Learning How to Learn


When I was 10 years old, a teacher said something that stayed with me my whole life. It kick-started my whole learning and life journey, and I’ve been thinking about it a lot recently.

In the 5th grade we always had kickball Tuesdays. There was one particular Tuesday when assigned team captains were allowed to pick their teams. I was not the first pick (my small Chinese frame was not built for tough American sport). After the 3rd or 4th pick my teacher said, “You guys should pick Johnny, he’s really fast.” I’m not sure why she said that because I’d never demonstrated any physical ability in front of her apart from swinging on some monkey bars. I was finally picked by the second team. Here’s the strange thing, I ran really fast for the whole game. I actually ran faster because he told m I was fast.
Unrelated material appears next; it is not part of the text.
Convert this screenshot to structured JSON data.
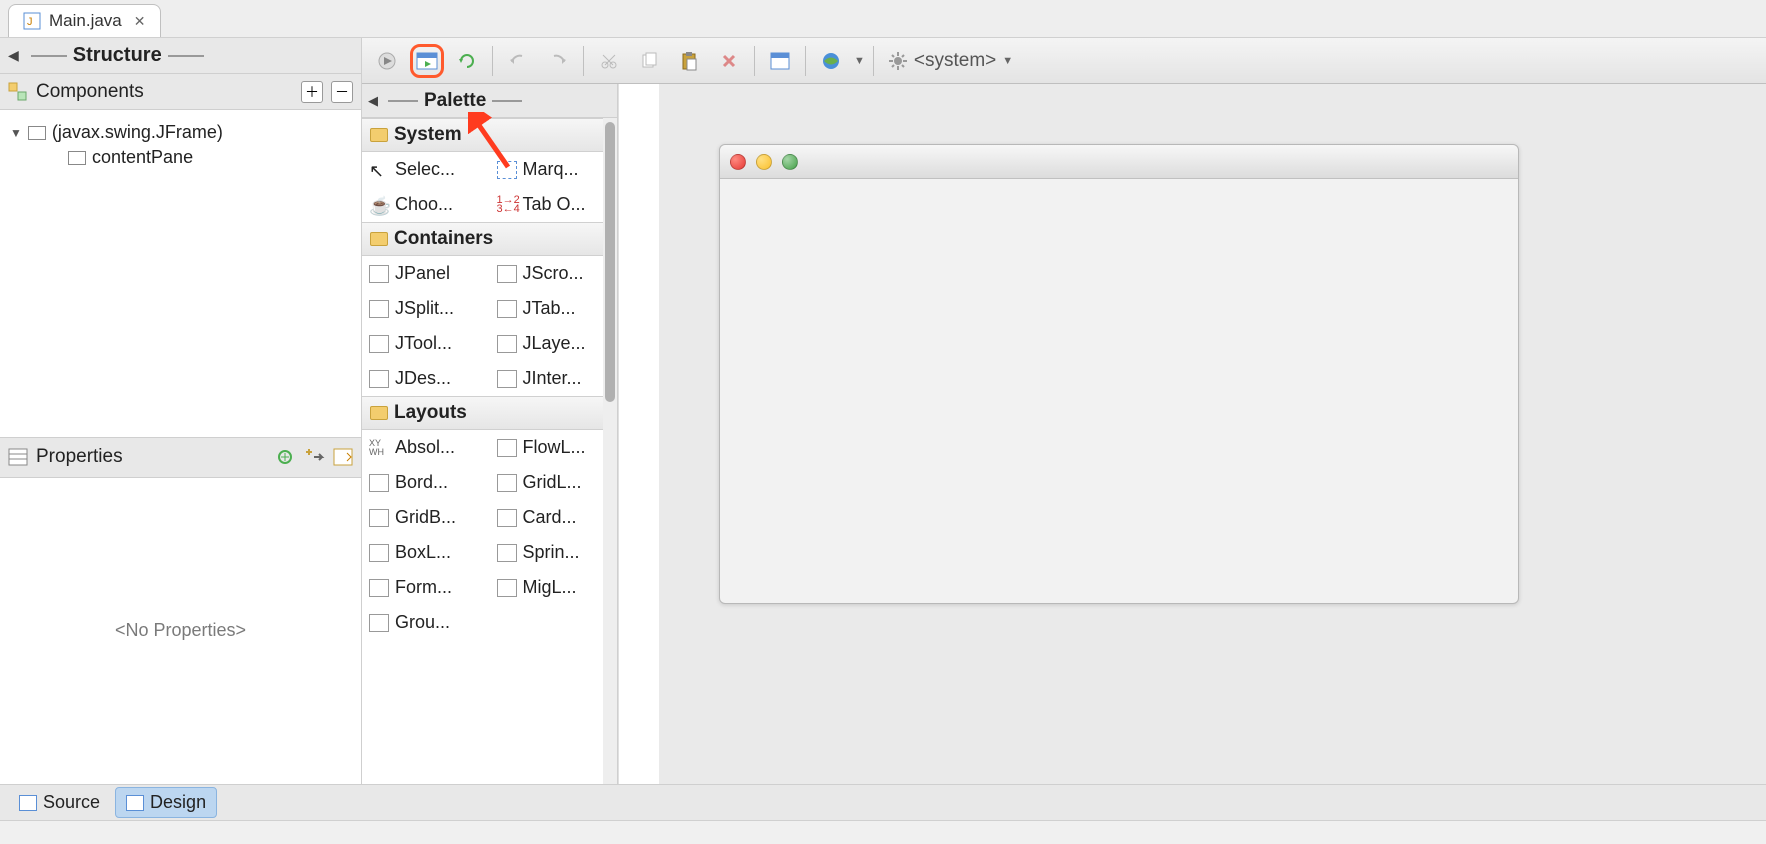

Same teacher, different day. We had a drawing exercise in which we had to turn a number into a character. I think I drew a 6 and turned it into an unrecognizable dragon. The teacher put our drawings on the wall and said, “Johnny, you draw well.” I really didn’t, but from that day on I kept drawing. I drew so much it became a part of my character. For college I decided to pursue animation and media arts. I found a career in video game concept art which lead me into a career of fashion.

I think about the enormity of that moment all the time. She told me those things, and then my malleable young brain did them. What if she had never said those words to me? It’s insane to think about how much bearing something simple like that can have. My teacher taught me that you can really be or learn anything that you want to, if you’re told you can. So my passion is learning. Not designing, not drawing, not poker (I played professionally for a while), but learning. I’ve changed careers multiple times. Every time I felt I wasn’t learning anymore, I quit.
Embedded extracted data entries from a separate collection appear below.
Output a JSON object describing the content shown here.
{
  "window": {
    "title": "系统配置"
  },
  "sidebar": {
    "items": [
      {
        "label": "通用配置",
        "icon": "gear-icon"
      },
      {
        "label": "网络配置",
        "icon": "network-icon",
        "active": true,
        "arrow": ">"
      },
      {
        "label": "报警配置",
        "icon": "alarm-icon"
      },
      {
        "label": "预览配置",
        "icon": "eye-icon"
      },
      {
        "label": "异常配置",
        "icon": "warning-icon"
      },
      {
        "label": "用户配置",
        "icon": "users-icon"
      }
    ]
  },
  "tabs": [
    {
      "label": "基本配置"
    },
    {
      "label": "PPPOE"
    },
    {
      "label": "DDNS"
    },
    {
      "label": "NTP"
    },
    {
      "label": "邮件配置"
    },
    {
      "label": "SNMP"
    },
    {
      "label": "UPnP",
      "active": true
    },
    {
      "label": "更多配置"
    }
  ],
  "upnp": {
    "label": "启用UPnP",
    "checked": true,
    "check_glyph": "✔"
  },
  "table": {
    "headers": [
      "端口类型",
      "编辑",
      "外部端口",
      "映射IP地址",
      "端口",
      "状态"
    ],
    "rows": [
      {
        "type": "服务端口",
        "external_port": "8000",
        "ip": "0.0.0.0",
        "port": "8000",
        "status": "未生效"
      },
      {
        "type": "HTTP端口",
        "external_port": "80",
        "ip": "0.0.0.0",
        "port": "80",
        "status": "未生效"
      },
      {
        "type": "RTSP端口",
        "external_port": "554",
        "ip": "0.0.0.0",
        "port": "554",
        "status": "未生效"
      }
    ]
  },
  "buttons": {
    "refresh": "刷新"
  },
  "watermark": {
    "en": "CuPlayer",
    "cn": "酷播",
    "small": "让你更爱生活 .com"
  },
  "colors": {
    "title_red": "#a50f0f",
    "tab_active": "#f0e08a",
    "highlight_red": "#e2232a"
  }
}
I’m currently the VP of Product at AirHelp, which leverages AI and justice to help air passengers globally. We’re building and scaling an incredibly efficient system, just by imitating and automating human thought processes. Imagine if you could always have the power of a malleable ten-year-old mind. Well, that’s AI. Except the difference is AI can be trained in every discipline and at lightning speed.


We tell the algorithm a truth, then the algorithm gets to work acting on that truth. It’s as simple as that. I’m coming to TEDx to show why I believe AI is not just something that should be embraced by any company that wants to create impact, but by everyone, everywhere. magine a child who never gets bored, or tired, or hungry... and whose ability to learn increases exponentially.